Akamai’s quarterly The State of the Internet study has become a valued measure of the proliferation of the worldwide web over the past five years. Its latest edition, covering the last quarter of 2012, was released last week.
The most recent State of the Internet report recorded over 1 billion web users worldwide, observing that the number of Internet Protocol (IP) addresses increased by 9.8% during 2012.
Akamai noted that global data traffic from mobile devices doubled during 2012, while voice traffic on the same devices grew by only 3% over the same period. The report also observed that China is now the source of 41% of all denial-of-service ‘attack traffic’ on the internet, far ahead of second-placed United States (10%).
The report also records average download speeds for countries around the world, based on traffic through Akamai’s own servers. Australia recorded average speeds of 4.2 megabits per second, New Zealand 4.0 Mbps and Indonesia 1.4 Mbps. South Korea had the world’s fastest average download speed (14.0 Mbps) in Q4 2012.

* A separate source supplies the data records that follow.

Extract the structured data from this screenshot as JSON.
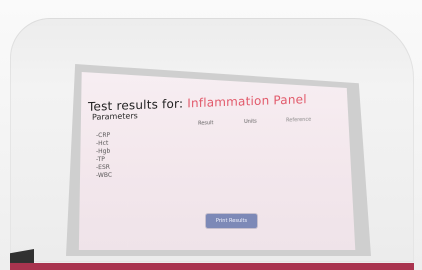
{
  "screen": {
    "title_prefix": "Test results for:",
    "title_panel": "Inflammation Panel",
    "section_label": "Parameters",
    "columns": {
      "result": "Result",
      "units": "Units",
      "reference": "Reference"
    },
    "rows": [
      {
        "param": "-CRP",
        "result": "",
        "units": "",
        "reference": ""
      },
      {
        "param": "-Hct",
        "result": "",
        "units": "",
        "reference": ""
      },
      {
        "param": "-Hgb",
        "result": "",
        "units": "",
        "reference": ""
      },
      {
        "param": "-TP",
        "result": "",
        "units": "",
        "reference": ""
      },
      {
        "param": "-ESR",
        "result": "",
        "units": "",
        "reference": ""
      },
      {
        "param": "-WBC",
        "result": "",
        "units": "",
        "reference": ""
      }
    ],
    "print_button_label": "Print Results"
  },
  "colors": {
    "accent": "#e25a6b",
    "button": "#7d89b7",
    "bottom_bar": "#a9344f"
  }
}
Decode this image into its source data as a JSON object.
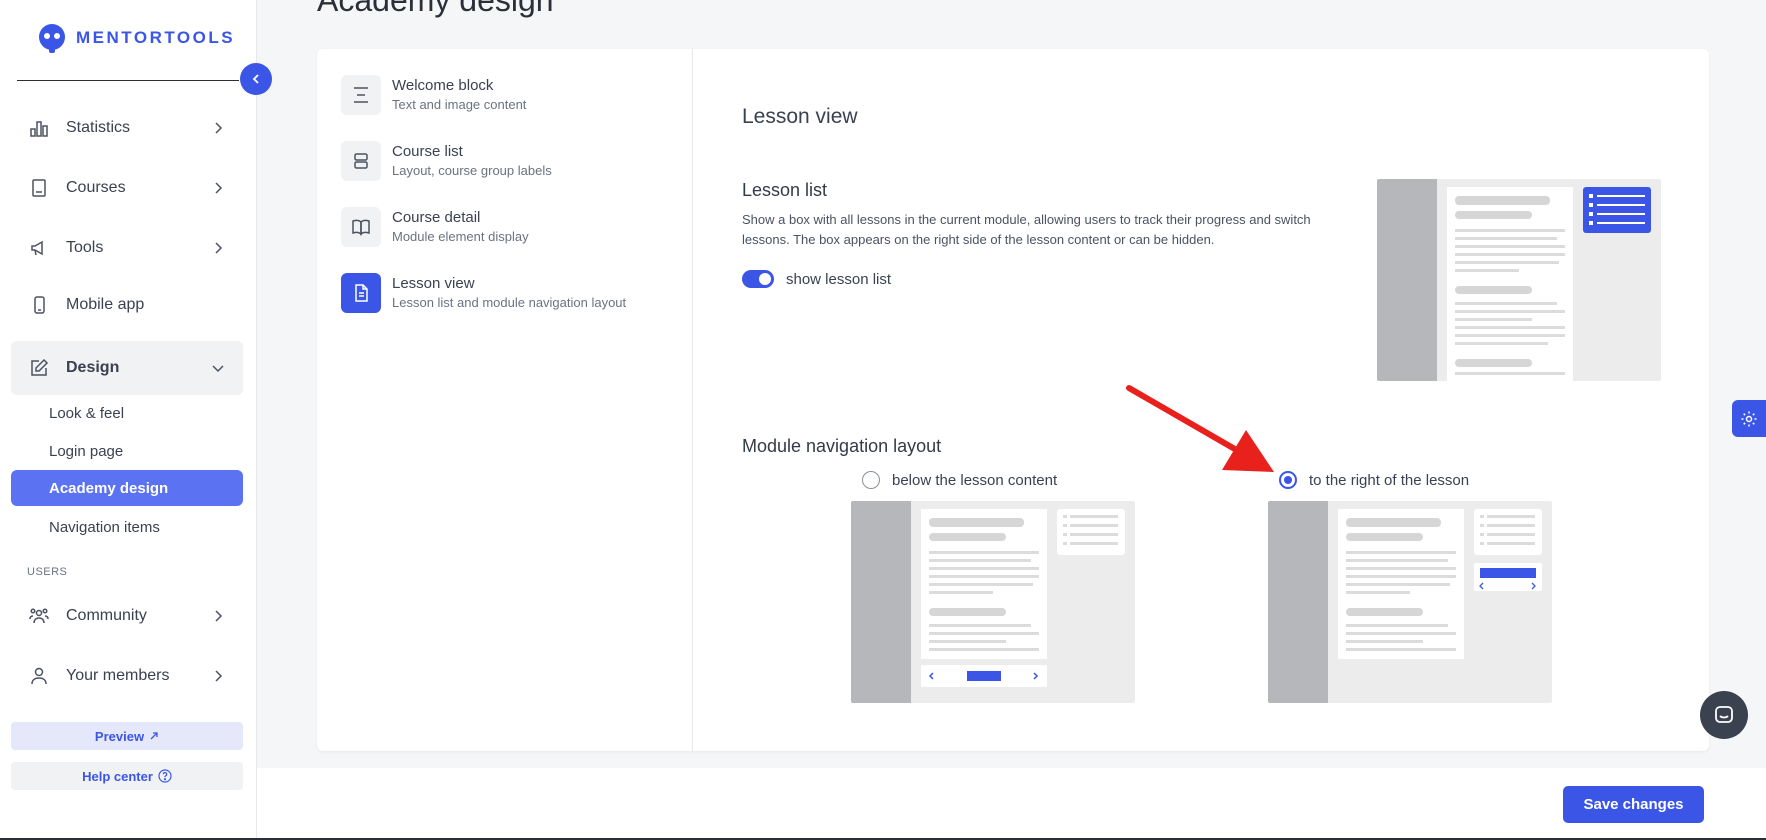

While Pacific countries are not singled out in the report itself, Business Advantage PNG has been able to obtain figures directly from Akamai regarding them. Akamai warns the figures for some countries below (marked thus *), should be taken with a ‘grain of salt’ due to the sample being ‘insufficiently large to make the measurements for those countries statistically meaningful.’
Average connection speeds in the Pacific?
Country/territory
Average connection speed
(kilobits per second)Vanuatu* 3947 (3.9 Mbps) New Caledonia 3416 (3.4 Mbps) Tonga* 1483 (1.5 Mbps) French Polynesia 1350 (1.3 Mbps) Fiji 1328 (1.3 Mbps) Samoa* 1092 (1.1 Mbps) Papua New Guinea* 827 (0.8 Mbps) Timor Leste* 467 (0.5 Mbps) Solomon Islands* 420 (0.4 Mbps) Source: Akamai. * Data for these countries not statistically meaningful.